Yes, good points, I agree.


> 
> In almost every case, XHR requests will come from web pages that have 
> already been through the proxy. If the proxy has transformed the page 
> without being aware that it uses AJAX, the chance of the XHR doing 
> anything useful is quite small whether it is modified or not.  I think 
> the document already provides for sufficient control over the 
> transformation of responses (web pages) so nothing extra should be 
> needed here.

Indeed. I wonder if we should not emphasize that point in the list of 
heuristics of §3.4 (Proxy Response to User Agent), adding a point such 
as: "examination of the content reveals that the page contains 
client-side scripts that may break if the page gets adapted".

I don't know if we want to go into details about that list, but warning 
that it's an important point to check sounds useful and harmless.


> 
> If the proxy hasn't transformed the page then it is important to ensure 
> that it does not modify the XHR request.  Perhaps the guidelines should 
> say that *requests* should only be modified when the proxy can determine 
> positively that they originate from a page which was transformed by it.  
> There are ways to do that, some more invasive than others.  We could 
> leave that issue for vendors to resolve.

Yes, I like the idea.

It may be a bit complicated to implement though. I mean, how may a 
CT-proxy make the distinction between an HTTP request that comes from a 
URI the user entered (it does not originate from any other page and may 
be subject to content adaptation) and an HTTP request that originates 
from a page that was not transformed (which should not be subject to 
content adaptation)?

May the CT-proxy decision be based on the HTTP "Referer" header, its 
knowledge of the user's history and of its previous decisions?
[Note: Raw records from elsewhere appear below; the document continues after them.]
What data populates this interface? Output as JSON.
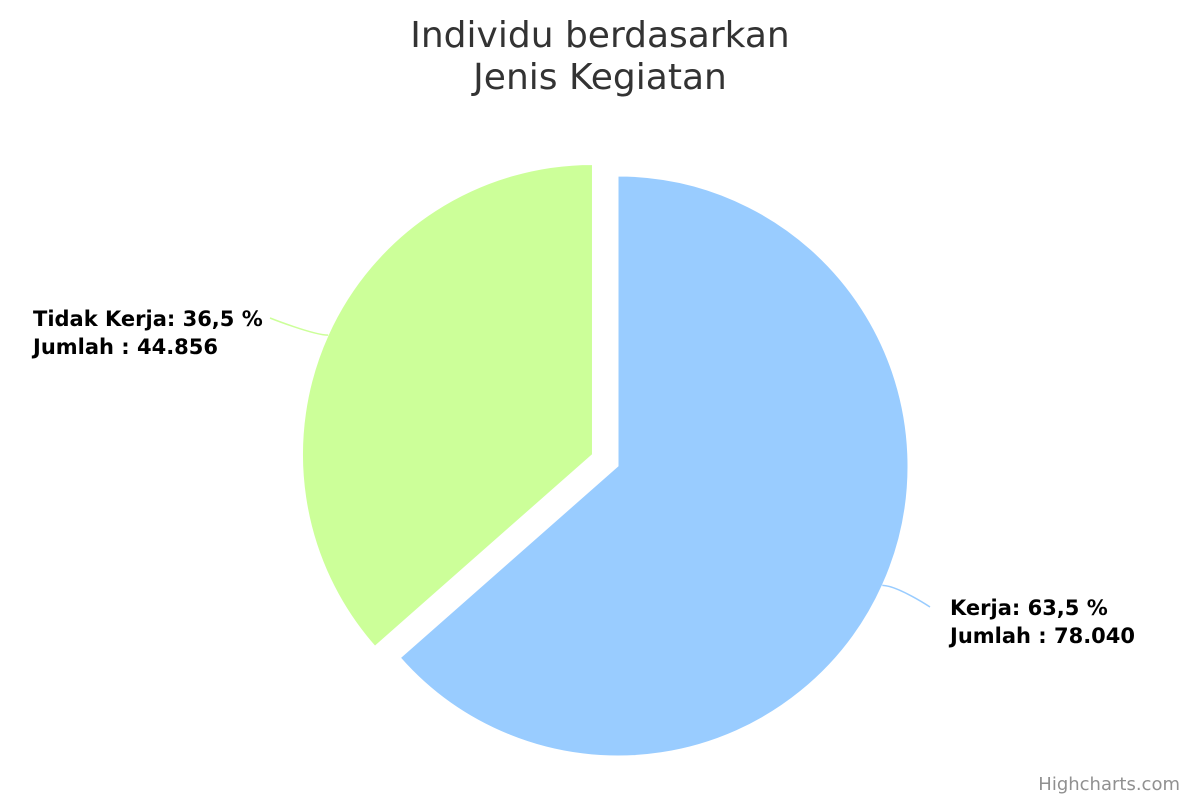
{
  "chart_data": {
    "type": "pie",
    "title": [
      "Individu berdasarkan",
      "Jenis Kegiatan"
    ],
    "slices": [
      {
        "name": "Kerja",
        "value": 78040,
        "percent": 63.5,
        "color": "#99ccff",
        "label_line1": "Kerja: 63,5 %",
        "label_line2": "Jumlah : 78.040"
      },
      {
        "name": "Tidak Kerja",
        "value": 44856,
        "percent": 36.5,
        "color": "#ccff99",
        "label_line1": "Tidak Kerja: 36,5 %",
        "label_line2": "Jumlah : 44.856",
        "sliced": true
      }
    ],
    "start_angle": "top, clockwise",
    "legend": "none"
  },
  "credits": "Highcharts.com"
}
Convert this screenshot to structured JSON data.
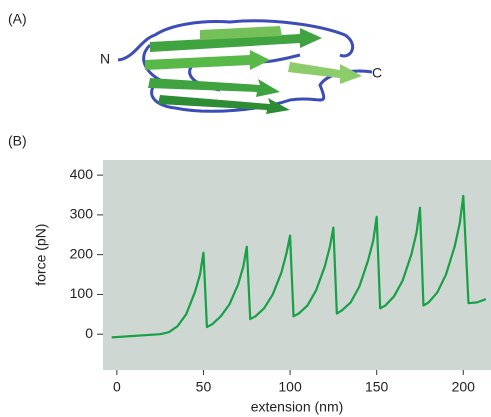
{
  "figure": {
    "panel_a_label": "(A)",
    "panel_b_label": "(B)",
    "n_terminus": "N",
    "c_terminus": "C"
  },
  "chart_data": {
    "type": "line",
    "x_label": "extension (nm)",
    "y_label": "force (pN)",
    "x": [
      -3,
      25,
      27,
      30,
      35,
      40,
      45,
      48,
      50,
      52,
      55,
      60,
      65,
      70,
      73,
      75,
      77,
      80,
      85,
      90,
      95,
      98,
      100,
      102,
      105,
      110,
      115,
      120,
      123,
      125,
      127,
      130,
      135,
      140,
      145,
      148,
      150,
      152,
      155,
      160,
      165,
      170,
      173,
      175,
      177,
      180,
      185,
      190,
      195,
      198,
      200,
      203,
      208,
      213
    ],
    "series": [
      {
        "name": "force",
        "color": "#17a046",
        "values": [
          -8,
          0,
          2,
          5,
          20,
          50,
          105,
          150,
          205,
          18,
          25,
          45,
          75,
          125,
          170,
          220,
          38,
          45,
          65,
          100,
          155,
          205,
          248,
          45,
          52,
          72,
          110,
          170,
          220,
          268,
          52,
          60,
          80,
          120,
          185,
          235,
          295,
          65,
          72,
          95,
          135,
          200,
          255,
          318,
          72,
          80,
          105,
          150,
          220,
          280,
          348,
          78,
          80,
          88
        ]
      }
    ],
    "xlim": [
      -8,
      216
    ],
    "ylim": [
      -90,
      438
    ],
    "xticks": [
      0,
      50,
      100,
      150,
      200
    ],
    "yticks": [
      0,
      100,
      200,
      300,
      400
    ],
    "background": "#cfd7d2"
  }
}
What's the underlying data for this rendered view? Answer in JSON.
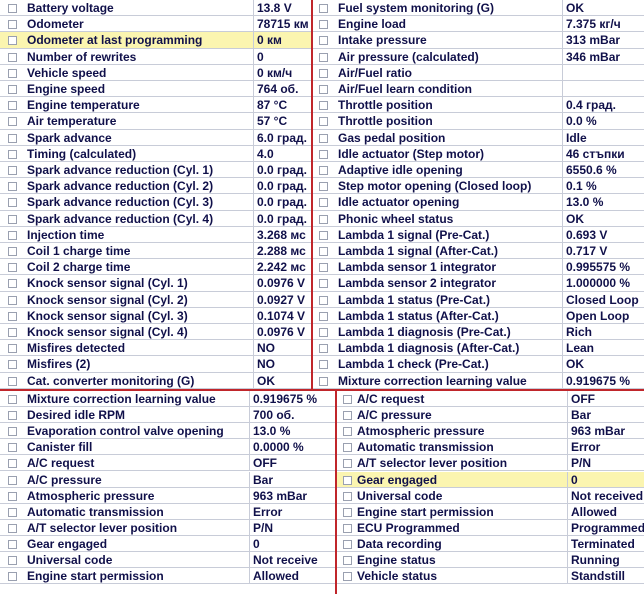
{
  "panels": [
    {
      "rows": [
        [
          "Battery voltage",
          "13.8 V"
        ],
        [
          "Odometer",
          "78715 км"
        ],
        [
          "Odometer at last programming",
          "0 км"
        ],
        [
          "Number of rewrites",
          "0"
        ],
        [
          "Vehicle speed",
          "0 км/ч"
        ],
        [
          "Engine speed",
          "764 об."
        ],
        [
          "Engine temperature",
          "87 °C"
        ],
        [
          "Air temperature",
          "57 °C"
        ],
        [
          "Spark advance",
          "6.0 град."
        ],
        [
          "Timing (calculated)",
          "4.0"
        ],
        [
          "Spark advance reduction (Cyl. 1)",
          "0.0 град."
        ],
        [
          "Spark advance reduction (Cyl. 2)",
          "0.0 град."
        ],
        [
          "Spark advance reduction (Cyl. 3)",
          "0.0 град."
        ],
        [
          "Spark advance reduction (Cyl. 4)",
          "0.0 град."
        ],
        [
          "Injection time",
          "3.268 мс"
        ],
        [
          "Coil 1 charge time",
          "2.288 мс"
        ],
        [
          "Coil 2 charge time",
          "2.242 мс"
        ],
        [
          "Knock sensor signal (Cyl. 1)",
          "0.0976 V"
        ],
        [
          "Knock sensor signal (Cyl. 2)",
          "0.0927 V"
        ],
        [
          "Knock sensor signal (Cyl. 3)",
          "0.1074 V"
        ],
        [
          "Knock sensor signal (Cyl. 4)",
          "0.0976 V"
        ],
        [
          "Misfires detected",
          "NO"
        ],
        [
          "Misfires (2)",
          "NO"
        ],
        [
          "Cat. converter monitoring (G)",
          "OK"
        ]
      ]
    },
    {
      "rows": [
        [
          "Fuel system monitoring (G)",
          "OK"
        ],
        [
          "Engine load",
          "7.375 кг/ч"
        ],
        [
          "Intake pressure",
          "313 mBar"
        ],
        [
          "Air pressure (calculated)",
          "346 mBar"
        ],
        [
          "Air/Fuel ratio"
        ],
        [
          "Air/Fuel learn condition"
        ],
        [
          "Throttle position",
          "0.4 град."
        ],
        [
          "Throttle position",
          "0.0 %"
        ],
        [
          "Gas pedal position",
          "Idle"
        ],
        [
          "Idle actuator (Step motor)",
          "46 стъпки"
        ],
        [
          "Adaptive idle opening",
          "6550.6 %"
        ],
        [
          "Step motor opening (Closed loop)",
          "0.1 %"
        ],
        [
          "Idle actuator opening",
          "13.0 %"
        ],
        [
          "Phonic wheel status",
          "OK"
        ],
        [
          "Lambda 1 signal (Pre-Cat.)",
          "0.693 V"
        ],
        [
          "Lambda 1 signal (After-Cat.)",
          "0.717 V"
        ],
        [
          "Lambda sensor 1 integrator",
          "0.995575 %"
        ],
        [
          "Lambda sensor 2 integrator",
          "1.000000 %"
        ],
        [
          "Lambda 1 status (Pre-Cat.)",
          "Closed Loop"
        ],
        [
          "Lambda 1 status (After-Cat.)",
          "Open Loop"
        ],
        [
          "Lambda 1 diagnosis (Pre-Cat.)",
          "Rich"
        ],
        [
          "Lambda 1 diagnosis (After-Cat.)",
          "Lean"
        ],
        [
          "Lambda 1 check (Pre-Cat.)",
          "OK"
        ],
        [
          "Mixture correction learning value",
          "0.919675 %"
        ]
      ]
    },
    {
      "rows": [
        [
          "Mixture correction learning value",
          "0.919675 %"
        ],
        [
          "Desired idle RPM",
          "700 об."
        ],
        [
          "Evaporation control valve opening",
          "13.0 %"
        ],
        [
          "Canister fill",
          "0.0000 %"
        ],
        [
          "A/C request",
          "OFF"
        ],
        [
          "A/C pressure",
          "Bar"
        ],
        [
          "Atmospheric pressure",
          "963 mBar"
        ],
        [
          "Automatic transmission",
          "Error"
        ],
        [
          "A/T selector lever position",
          "P/N"
        ],
        [
          "Gear engaged",
          "0"
        ],
        [
          "Universal code",
          "Not receive"
        ],
        [
          "Engine start permission",
          "Allowed"
        ]
      ]
    },
    {
      "rows": [
        [
          "A/C request",
          "OFF"
        ],
        [
          "A/C pressure",
          "Bar"
        ],
        [
          "Atmospheric pressure",
          "963 mBar"
        ],
        [
          "Automatic transmission",
          "Error"
        ],
        [
          "A/T selector lever position",
          "P/N"
        ],
        [
          "Gear engaged",
          "0"
        ],
        [
          "Universal code",
          "Not received"
        ],
        [
          "Engine start permission",
          "Allowed"
        ],
        [
          "ECU Programmed",
          "Programmed"
        ],
        [
          "Data recording",
          "Terminated"
        ],
        [
          "Engine status",
          "Running"
        ],
        [
          "Vehicle status",
          "Standstill"
        ]
      ]
    }
  ]
}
Another idea/possibility could be to recommend that content providers 
that want to switch off a CT-proxy on a page that contains Ajax-like 
code append a "Cache-Control: no-transform" header in XHR requests 
(possible through the use of the setRequestHeader method of the XHR 
interface). I don't really fancy that idea though.
Received on Tuesday, 18 March 2008 14:30:57 UTC